IL CASTELLO DI CASTEL D'ARIO

Veduta  dal vallo del castello.
Il castello d Castel d'Ario è uno dei rari esempi di fortificazione medievale ancora integra nella sua struttura originaria. 
Ingresso del castello.
Si tratta di un complesso articolato, composto da un’antica rocca, di cui rimane oggi la massiccia torre centrale, contornata per quasi tre lati dal suo basso recinto e dalla cinta muraria dell’adiacente fortezza.

Il perimetro delle mura disegna una forma pentagonale irregolare, intramezzata da quattro torri angolari, in una delle quali si apre l’ingresso, davanti al quale emergono i resti dell’antico rivellino (una costruzione a protezione della porta).
Mura e torri sono state spogliate della merlatura, dei coperti, di varie costruzioni ad esse addossate, ma conservano tanti segni del glorioso passato.

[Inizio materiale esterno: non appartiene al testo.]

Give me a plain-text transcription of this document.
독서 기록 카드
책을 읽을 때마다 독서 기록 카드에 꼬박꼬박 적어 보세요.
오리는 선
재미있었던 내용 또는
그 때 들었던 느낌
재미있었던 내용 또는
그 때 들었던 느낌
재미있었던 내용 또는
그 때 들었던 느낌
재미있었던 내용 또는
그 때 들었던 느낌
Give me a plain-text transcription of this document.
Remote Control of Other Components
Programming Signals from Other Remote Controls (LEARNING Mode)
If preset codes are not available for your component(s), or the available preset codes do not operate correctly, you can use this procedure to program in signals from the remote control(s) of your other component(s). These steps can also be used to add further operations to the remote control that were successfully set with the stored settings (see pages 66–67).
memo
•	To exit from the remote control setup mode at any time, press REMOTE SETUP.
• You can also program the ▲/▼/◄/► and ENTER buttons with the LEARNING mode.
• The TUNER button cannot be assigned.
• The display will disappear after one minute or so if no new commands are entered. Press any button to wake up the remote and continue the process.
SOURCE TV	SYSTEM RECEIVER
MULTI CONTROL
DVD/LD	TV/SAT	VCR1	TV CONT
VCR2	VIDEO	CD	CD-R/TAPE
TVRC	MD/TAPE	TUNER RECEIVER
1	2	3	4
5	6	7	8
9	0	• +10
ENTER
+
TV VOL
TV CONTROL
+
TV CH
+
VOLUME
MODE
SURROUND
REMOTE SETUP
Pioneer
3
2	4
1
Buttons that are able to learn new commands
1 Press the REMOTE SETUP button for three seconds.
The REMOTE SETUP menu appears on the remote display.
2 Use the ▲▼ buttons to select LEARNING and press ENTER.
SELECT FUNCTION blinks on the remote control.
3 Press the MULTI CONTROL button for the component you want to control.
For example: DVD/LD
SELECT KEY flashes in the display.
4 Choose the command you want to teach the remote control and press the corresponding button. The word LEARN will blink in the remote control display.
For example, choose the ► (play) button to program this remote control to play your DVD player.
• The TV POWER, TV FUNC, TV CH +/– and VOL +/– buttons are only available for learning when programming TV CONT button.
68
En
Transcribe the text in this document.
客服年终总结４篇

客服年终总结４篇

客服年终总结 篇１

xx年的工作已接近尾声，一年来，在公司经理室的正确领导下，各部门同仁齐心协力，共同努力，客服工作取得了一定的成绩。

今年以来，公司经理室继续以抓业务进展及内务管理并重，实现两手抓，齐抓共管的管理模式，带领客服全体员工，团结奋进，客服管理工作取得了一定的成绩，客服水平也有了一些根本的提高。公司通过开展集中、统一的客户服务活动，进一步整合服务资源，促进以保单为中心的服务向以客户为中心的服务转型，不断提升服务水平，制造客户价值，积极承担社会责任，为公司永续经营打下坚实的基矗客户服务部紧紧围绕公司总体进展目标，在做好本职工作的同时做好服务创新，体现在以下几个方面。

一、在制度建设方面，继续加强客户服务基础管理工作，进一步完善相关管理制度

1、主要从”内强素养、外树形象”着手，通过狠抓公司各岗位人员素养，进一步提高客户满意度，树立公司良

Affreschi scaligeri nel palazzo pretorio.
Accanto alla torre d’ingresso si è conservato nel tempo il palazzo pretorio, recentemente ristrutturato in modo radicale. Proprio questo restauro, avviano negli anni ’80 del Novecento, ha riportato alla luce, al piano nobile, pareti interamente affrescate con stemmi scaligeri dell’epoca di Cansignorio (1359-1375).
L’apparente incongruenza di una forte presenza scaligera in un castello mantovano si spiega storicamente con uno dei tanti episodi che hanno segnato la vita di Castel d’Ario, all’epoca chiamato Castellaro*: terra veronese al tempo di Matilde di Canossa (1046-115), poi andata in feudo al vescovo di Trento nel 1082; sub-infeudata prima ai mantovani Bonacolsi e poi ai loro vincitori Gonzaga; ritornata sotto il dominio diretto di Trento nel ‘700, fino all’avvento di Napoleone. Da allora, la storia del paese segue quella del mantovano, ma intanto, per sette secoli, è ruotata attorno alle mire di tre città: Mantova, Verona e Trento.
Gli affreschi scaligeri (rara testimonianza pittorica dei signori veronesi nei territori che furono loro soggetti) vennero realizzati nel ventennio in cui il castello venne dato in pegno ai Della Scala, a garanzia del prestito di 30.000 fiorini d’oro da essi concesso ai Gonzaga nel 1357.
Il prestito venne poi restituito nei tempi pattuiti e ciò significò il rientro del feudo di Castellaro tra i possedimenti gonzagheschi.

La Torre della fame.
Alla torre interna – anticamente chiamata torre delle prigioni (vi furono qui imprigionati, tra fine ‘400 ed inizio ‘500, prima Evangelista Gonzaga e poi Taddea Cardinalina), ma dal 1853 soprannominata torre della fame – è legata la memoria di un evento straordinario. Nel 1851, durante i lavori di scavo per ricavarvi una ghiacciaia, vi si rinvennero i resti di sette scheletri, di cui uno ancora in ceppi, riconducibili a personaggi storici ben precisi, ovvero: tre membri della famiglia Pico della Mirandola e quattro della famiglia Bonacolsi, lì imprigionati e lasciati morir di fame, i primi da Passerino Bonacolsi nel 1321 ed i secondi da Luigi Gonzaga nel 1328.

Oggi nella torre si può visitare solo la cella della ex ghiacciai, poiché è impossibile accedere ai vari piani, privi di solai e di un collegamento col piano terreno, ma con interessantissime vestigia di travi, camini, affreschi e con la volta a crociera intatta all’ultimo piano.
(Testo di Gabriella Mantovani, marzo 2014).

Per informazioni più dettagliate si rimanda al libro di Gabriella Mantovani,"Il castello di Castel d'Ario. Da Matilde di Canossa ai vescovi di Trento. Dai Turrisendi ai Bonacolsi e ai Gonzaga. Da Napoleone fino ai nostri giorni", edito da Sometti nel 2012 (ISBN: 978-88-7495437-7).

*L'antica denominazione Castellaro venne sostituita nella seconda metà del XIX secolo, in quanto ritenuta troppo comune e confondibile con altri villaggi omonimi od assonanti del circondario.
Fu il sindaco Luigi Boldrini, amico di Giosuè Carducci, che chiese al poeta di trovare una nuova e più esclusiva denominazione.
Riferendosi al castello ritenuto di epoca romana, che la leggenda voleva essere stato fondato dal centurione Dario o Ario, Carducci confezionò il nome di Castel d'Ario.
Il consiglio comunale approvò la nuova denominazione il 27 febbraio 1867. (Da Wikipedia).